On Tuesday, Chinese stocks weakened while other major Asian markets were mainly unchanged in continuing global trade wars.
The Shenzhen component closed 1.23 percent lower at 8,748.27 and the Shanghai composite dropped 0.96 percent at 2,862.28. The Shenzhen composite also dropped 1.434 percent at 1,494.15.
The Hang Seng index shed 0.7 percent. Stocks of Chinese technology giant Tencent tumbled 1.92 percent.
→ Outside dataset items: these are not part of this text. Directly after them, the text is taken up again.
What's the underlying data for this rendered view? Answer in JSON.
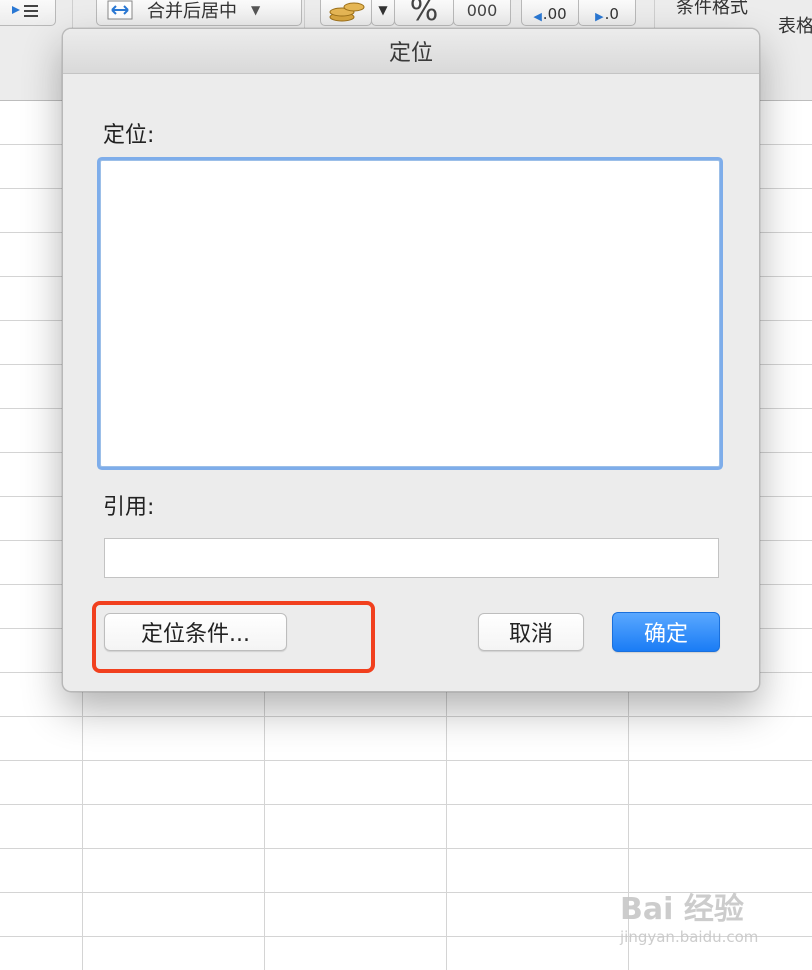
{
  "toolbar": {
    "merge_center_label": "合并后居中",
    "percent_label": "%",
    "thousands_label": "000",
    "increase_decimal_label": ".00",
    "decrease_decimal_label": ".0",
    "conditional_format_label": "条件格式",
    "table_format_label": "表格"
  },
  "dialog": {
    "title": "定位",
    "locate_label": "定位:",
    "reference_label": "引用:",
    "reference_value": "",
    "special_button": "定位条件...",
    "cancel_button": "取消",
    "ok_button": "确定"
  },
  "watermark": {
    "main": "Bai 经验",
    "sub": "jingyan.baidu.com"
  },
  "colors": {
    "primary_button": "#1a7cf5",
    "highlight_border": "#f1401e",
    "list_focus_ring": "#7eadea"
  }
}
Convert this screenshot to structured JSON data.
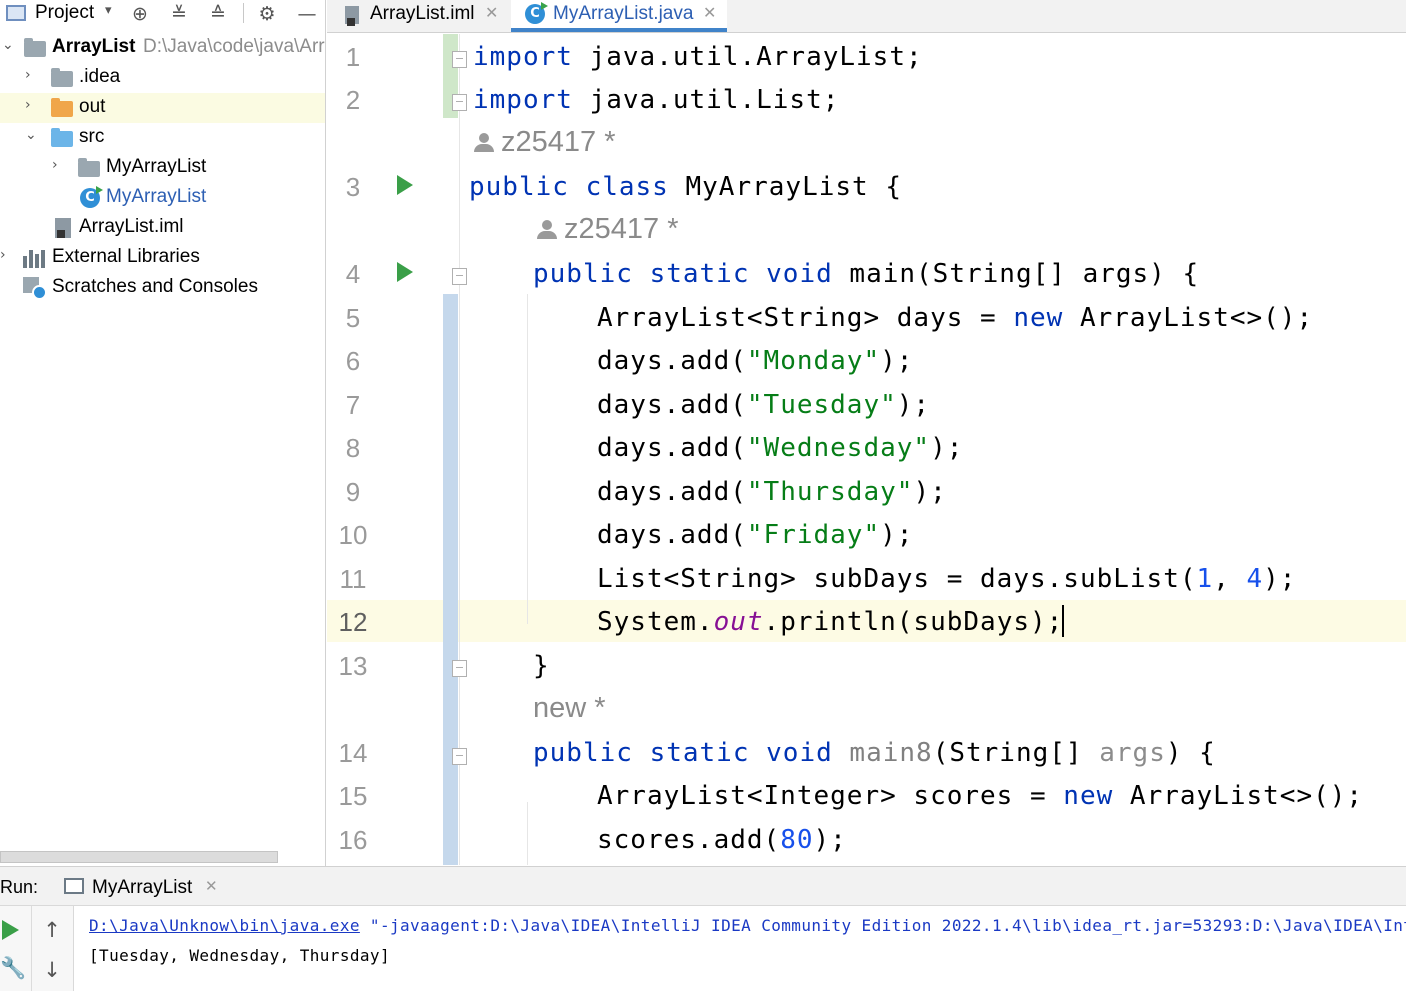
{
  "sidebar": {
    "title": "Project",
    "tree": [
      {
        "label": "ArrayList",
        "path": "D:\\Java\\code\\java\\Arr"
      },
      {
        "label": ".idea"
      },
      {
        "label": "out"
      },
      {
        "label": "src"
      },
      {
        "label": "MyArrayList"
      },
      {
        "label": "MyArrayList"
      },
      {
        "label": "ArrayList.iml"
      },
      {
        "label": "External Libraries"
      },
      {
        "label": "Scratches and Consoles"
      }
    ],
    "toolbar_icons": [
      "crosshair-icon",
      "expand-all-icon",
      "collapse-all-icon",
      "gear-icon",
      "minimize-icon"
    ]
  },
  "tabs": [
    {
      "label": "ArrayList.iml",
      "active": false
    },
    {
      "label": "MyArrayList.java",
      "active": true
    }
  ],
  "editor": {
    "line_numbers": [
      "1",
      "2",
      "3",
      "4",
      "5",
      "6",
      "7",
      "8",
      "9",
      "10",
      "11",
      "12",
      "13",
      "14",
      "15",
      "16"
    ],
    "current_line": "12",
    "author_hints": [
      "z25417 *",
      "z25417 *",
      "new *"
    ],
    "lines": {
      "l1": {
        "kw": "import",
        "rest": " java.util.ArrayList;"
      },
      "l2": {
        "kw": "import",
        "rest": " java.util.List;"
      },
      "l3": {
        "kw": "public class",
        "rest": " MyArrayList {"
      },
      "l4": {
        "kw": "public static void",
        "rest": " main(String[] args) {"
      },
      "l5": {
        "a": "ArrayList<String> days = ",
        "kw": "new",
        "b": " ArrayList<>();"
      },
      "l6": {
        "a": "days.add(",
        "str": "\"Monday\"",
        "b": ");"
      },
      "l7": {
        "a": "days.add(",
        "str": "\"Tuesday\"",
        "b": ");"
      },
      "l8": {
        "a": "days.add(",
        "str": "\"Wednesday\"",
        "b": ");"
      },
      "l9": {
        "a": "days.add(",
        "str": "\"Thursday\"",
        "b": ");"
      },
      "l10": {
        "a": "days.add(",
        "str": "\"Friday\"",
        "b": ");"
      },
      "l11": {
        "a": "List<String> subDays = days.subList(",
        "n1": "1",
        "c": ", ",
        "n2": "4",
        "b": ");"
      },
      "l12": {
        "a": "System.",
        "fld": "out",
        "b": ".println(subDays);"
      },
      "l13": {
        "a": "}"
      },
      "l14": {
        "kw": "public static void",
        "m": " main8",
        "a": "(String[] ",
        "par": "args",
        "b": ") {"
      },
      "l15": {
        "a": "ArrayList<Integer> scores = ",
        "kw": "new",
        "b": " ArrayList<>();"
      },
      "l16": {
        "a": "scores.add(",
        "num": "80",
        "b": ");"
      }
    }
  },
  "run_panel": {
    "label": "Run:",
    "tab_label": "MyArrayList",
    "command_link": "D:\\Java\\Unknow\\bin\\java.exe",
    "command_rest": " \"-javaagent:D:\\Java\\IDEA\\IntelliJ IDEA Community Edition 2022.1.4\\lib\\idea_rt.jar=53293:D:\\Java\\IDEA\\Int",
    "output": "[Tuesday, Wednesday, Thursday]",
    "tool_icons": [
      "run-icon",
      "arrow-up-icon",
      "wrench-icon",
      "arrow-down-icon"
    ]
  },
  "colors": {
    "keyword": "#0033b3",
    "string": "#067d17",
    "number": "#1750eb",
    "static_field": "#871094",
    "active_tab_underline": "#4083c9",
    "run_green": "#3a9f48",
    "caret_line": "#fdfbe4"
  }
}
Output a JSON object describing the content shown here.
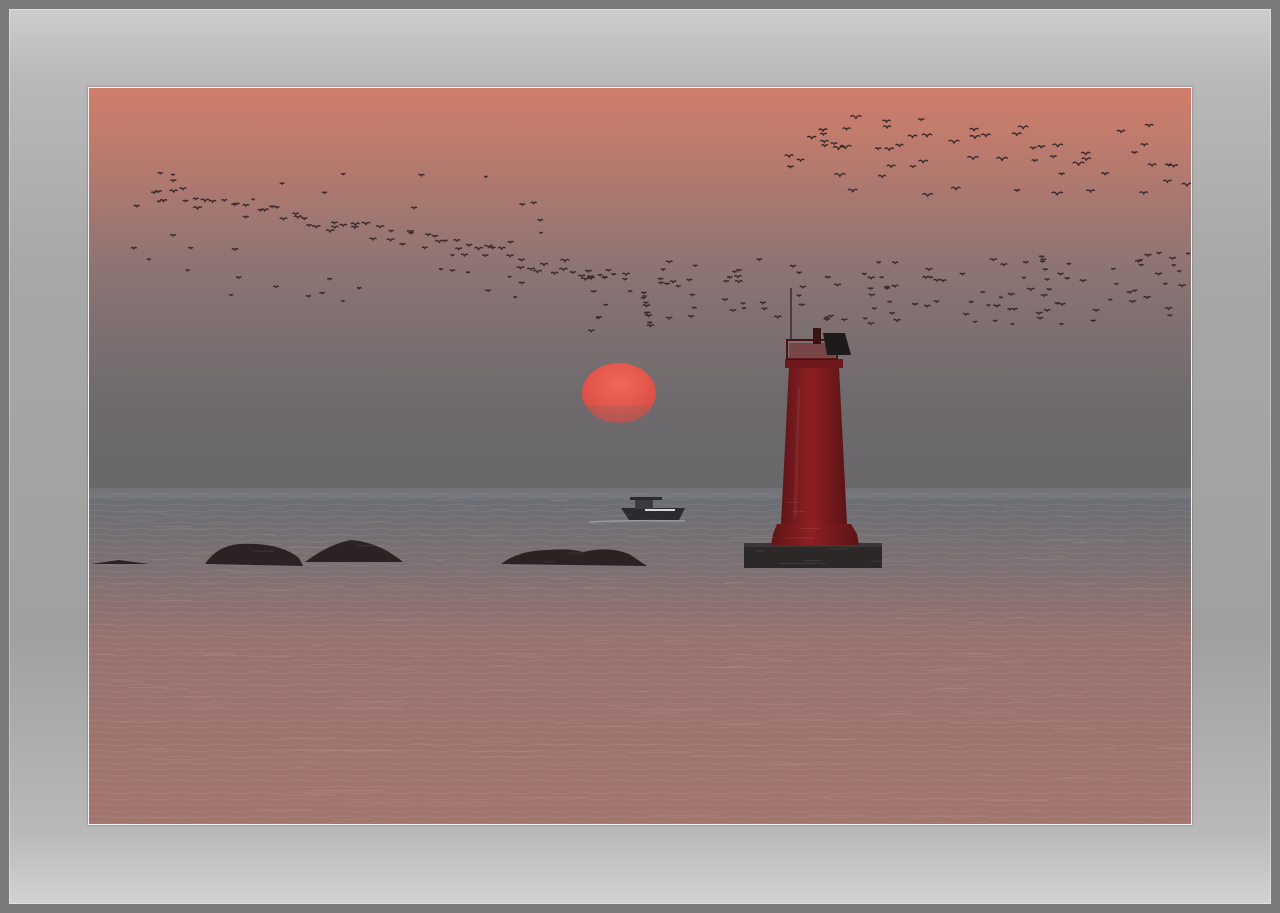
{
  "scene": {
    "subject": "sunset-over-sea-with-red-lighthouse",
    "colors": {
      "sky_top": "#d07e6a",
      "sky_mid": "#9a7674",
      "sky_horizon": "#6b6868",
      "sun": "#e0534a",
      "sea_far": "#6d6f73",
      "sea_near": "#a07470",
      "lighthouse": "#8a1c1f",
      "lighthouse_dark": "#3a1314",
      "rocks": "#2a2222",
      "frame_light": "#cdcdcd",
      "frame_dark": "#7a7a7a"
    },
    "elements": [
      "sun",
      "lighthouse",
      "boat",
      "rocks",
      "bird-flock",
      "sea-reflection"
    ]
  }
}
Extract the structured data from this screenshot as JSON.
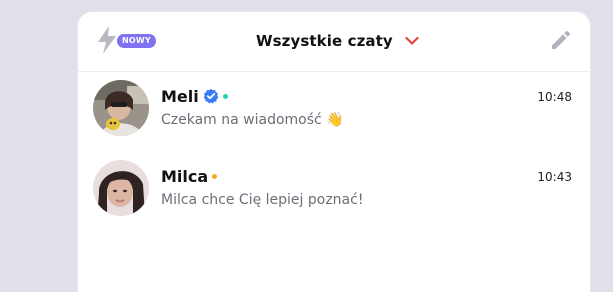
{
  "header": {
    "badge_label": "NOWY",
    "title": "Wszystkie czaty"
  },
  "chats": [
    {
      "name": "Meli",
      "verified": true,
      "status_color": "#22d3b8",
      "preview": "Czekam na wiadomość",
      "preview_emoji": "👋",
      "time": "10:48"
    },
    {
      "name": "Milca",
      "verified": false,
      "status_color": "#f5a623",
      "preview": "Milca chce Cię lepiej poznać!",
      "time": "10:43"
    }
  ],
  "icons": {
    "bolt": "lightning-bolt-icon",
    "chevron": "chevron-down-icon",
    "edit": "pencil-icon",
    "verified": "verified-badge-icon"
  },
  "colors": {
    "accent": "#7f72f0",
    "chevron": "#e0463a",
    "verified": "#3b7cf5",
    "background": "#dfe0ea"
  }
}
Japan’s benchmark Nikkei 225 closed just below the flat line at 20,408.54, with shares of index heavyweight Softbank Group dropping 3.27 percent. The Topix index also ended its trading day largely unchanged at 1,499.09.
South Korea’s benchmark Kospi closed slightly lower at 2,066.97.
On Tuesday, the ASX 200 soared 0.19 percent to close at 6,322.40 after the Reserve Bank of Australia said that it was cutting its cash rate by 25 basis points to 1.25 percent. The Australian dollar changed hands at $0.6986 after moving a previous low of $0.6958.
“Today’s decision to lower the cash rate will help make further inroads into the spare capacity in the economy,” RBA Governor Philip Lowe said in a report.
“We think we’ll see three more … we’re looking for the cash rate to fall to 0.5 percent by the middle of next year, i think the next move will come fairly quickly, probably in July or if not in August, then the reserve bank will sit back and see,” Shane Oliver, head of investment strategy and chief economist at AMP Capital Investors, told a news agency.
“I think ultimately the Reserve will have to do more than a couple of rate cuts to get unemployment going back down again, to get wages growth up and to get inflation moving towards their target,” he added.
“We wouldn’t be surprised if we were to see more rate cuts,” said Kristian Kolding, partner of the macroeconomic policy and forecasting team at Deloitte Access Economics, who said one more rate cut is likely. “However, the economy is, the way we see it is not as bad as some people think and as some people say. So, one rate cut now was expected, another one I’d say likely, but we wouldn’t be factoring (in) three rate cuts at this point in time.”
Meanwhile, Federal Open Market Committee voting member James Bullard said that an interest rate cut “may be warranted soon” because of the possible effect of global trade wars as well as frail U.S. inflation on financial development.
“The market has become even more aggressive in factoring in Fed easing over the past week,” strategists at Singapore’s DBS Bank wrote in a morning note. They added that four cuts are now factored in, by end 2020, as compared to three a week ago.
Investors remain to watch for developments on U.S. and China trade spat, with tensions having escalated since the two economic capitals involved in a tariff rise on each other’s goods in May.
“There won’t be a deal and they’ll go away and then eventually the U.S. will follow through … on the tariffs, on the remaining parts of imports from China,” Rob Subbaraman, head of global macro research at Nomura, told a news agency.
“On the U.S. side, opening up the front of going after China’s technology companies has very strong support from Congress. And on the China side, I think in the past week, we’ve seen … a real step up in rhetoric and retaliation and I think there is a groundswell of kind of nationalism building on the China side,” he said.
The U.S. dollar index, which tracks the greenback versus a basket of its peers, was at 97.055 after slipping from levels over 97.6 yesterday. The Japanese yen traded at 107.87 versus the dollar after moving levels around 109.9 a week ago.
In the afternoon of Asian trading hours, oil prices were lower with the international benchmark Brent crude futures contract falling 0.42 percent to $61.02 per barrel and U.S. crude futures weakening 0.34 percent to $53.07 per barrel.